Tuesday, August 23, 2011

Parentals

So it's been quite a while since I've updated this little piece of cyber candy and well I've had something a brewing up in the old cabeza so I figured now is as good a time as any to get it all down on metaphorical paper. I'd like to dedicate this blog post to honor the two wonderful people who gave me life and bring to light the lessons that they have taught me.

Every time I go to the temple without fail I think of my amazing mother. Especially when the lady is playing the organ in the chapel. This past time my roommate commented to me on what a hard job it must be to actually play this instrument with not only a couple sets of keys but foot pedals as well. My darling mother has been playing for as long as I can remember. It's a love that she has that encompasses all aspects of her life. I wish I had this kind of drive to teach myself to play the piano. She has surpassed me in her self discipline and her abilities ten fold. I admire her so much for her talent and to this day she is my favorite person to accompany me. She knows my singing so well and it just works. I miss her every day. My roommate asked me when I was going home if I was going to have my mom play for me so I could sing. I made sure I did that and it made me so happy. Hers is the voice inside my head teaching me every day. When I come to a realization about life and where I'm supposed to be going, it's like one of her teachings is just solidifying up there. It has become a priority of mine to pull back the shower curtain and pick up my towels. It was something she reminded me of daily. Now I understand the importance. Why did it take 26 years? Who knows, I'm a slow learner. When I procrastinate, I just hear her voice in my ear telling me that it's the thief of time. I hear her voice no more as a nagging annoyance but as a constant drive pushing me to be better. Challenging me to be the best me I can be. I understand now my potential because it's something she's seen all along. I will eternally be grateful to the woman who shaped the woman I am becoming. She's the most selfless person I know. I pray to be a fraction of what she is to everyone in her life. An angel.

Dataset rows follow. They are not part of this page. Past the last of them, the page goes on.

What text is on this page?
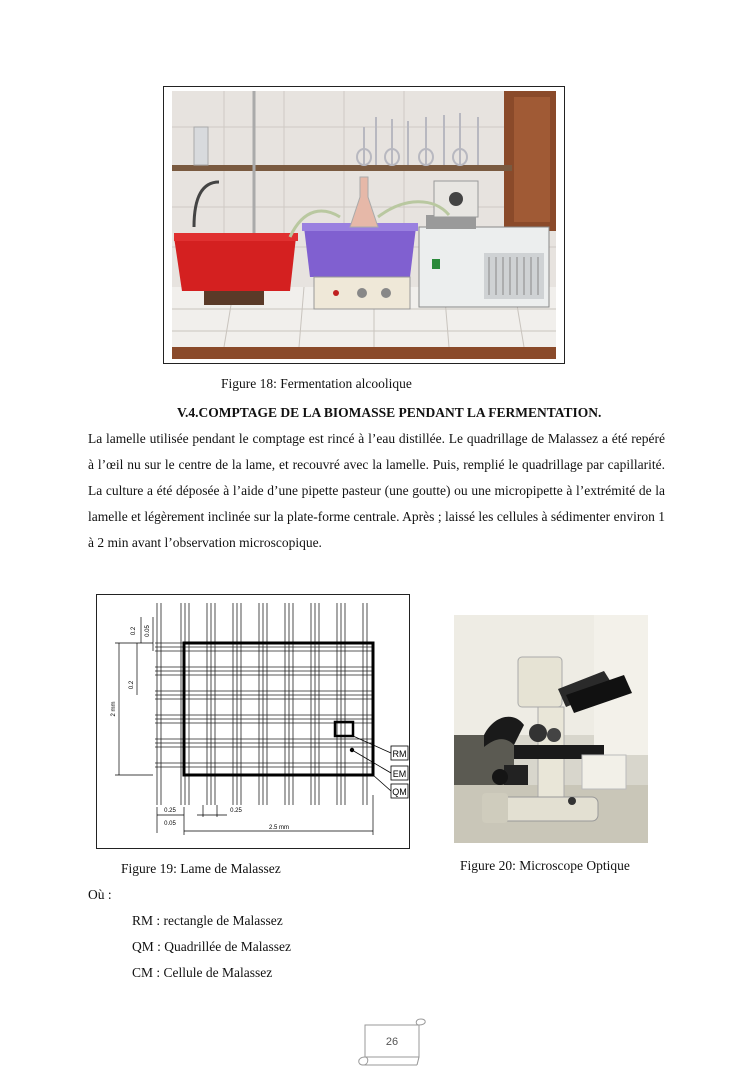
Figure 18: Fermentation alcoolique
V.4.COMPTAGE DE LA BIOMASSE PENDANT LA FERMENTATION.
La lamelle utilisée pendant le comptage est rincé à l’eau distillée. Le quadrillage de Malassez a été repéré à l’œil nu sur le centre de la lame, et recouvré avec la lamelle. Puis, remplié le quadrillage par capillarité. La culture a été déposée à l’aide d’une pipette pasteur (une goutte) ou une micropipette à l’extrémité de la lamelle et légèrement inclinée sur la plate-forme centrale. Après ; laissé les cellules à sédimenter environ 1 à 2 min avant l’observation microscopique.
RM
EM
QM
0.2 0.05
0.2
2 mm
0.25	0.25
0.05
2.5 mm
Figure 19: Lame de Malassez	Figure 20: Microscope Optique
Où :
RM : rectangle de Malassez
QM : Quadrillée de Malassez
CM : Cellule de Malassez
26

On to my dear old Dad, Pops, Daddy Warbucks, pick your favorite. The man who taught me how to fish, how to drive, who gave me my sense of humor, who I always knew I could count on. Driving in the car is when I think about my Dad the most. This is the time when he's the voice inside my head. I constantly think as I'm driving, what would my Dad think about the way I'm driving. I realized a couple of times that my driving skills are very different than my friends but that's because he always taught me to look a mile down the road. This lesson has reached far beyond the interstate and I know to plan for the future and not just right now. I attribute the fact that I've never had an accident to this great man. He taught me if you're going to do something, you do it right the first time. You don't half-a it. That's why you buy Sony, Mac, Toyota, or Honda. What's the point of anything else? Could be why I'm a brand snob. When it comes to purchasing, I trust him implicitly. If he thinks it's a good brand and that I should buy it, why would I question it. He's one of the funniest people I know but he can be just as stern when he needs to be. He's got this tough exterior which let's face it, you have to have with four daughters. He turns into a big old softy when he knows your really hurting though. Now that I think about it, I'm almost scared to introduce him to another guy I'm dating because I'm not sure he trusts my judgement anymore after the first husband fiasco.

I hope both of these wonderful people know and realize that I live everyday with the hope that one day they will be proud of me. That through my accomplishments they can feel accomplished. I want to be the daughter that they can brag about and say, yeah my daughter is doing wonderful things. I've learned from my mistakes probably more than anyone can ever know. I live in fear every day that I'll repeat them. That's what makes me hyper sensitive to the fact that I want to change and become better. It's been a harder road than I ever realized and I feel like I've had to claw and dig my way out of the ditches I've gotten myself into. These two wonderful people were there to pull me out in the only way they knew how. The way I needed the most. I'm so grateful to be born to such great parents. Thanks Mom and Dad. Love you both.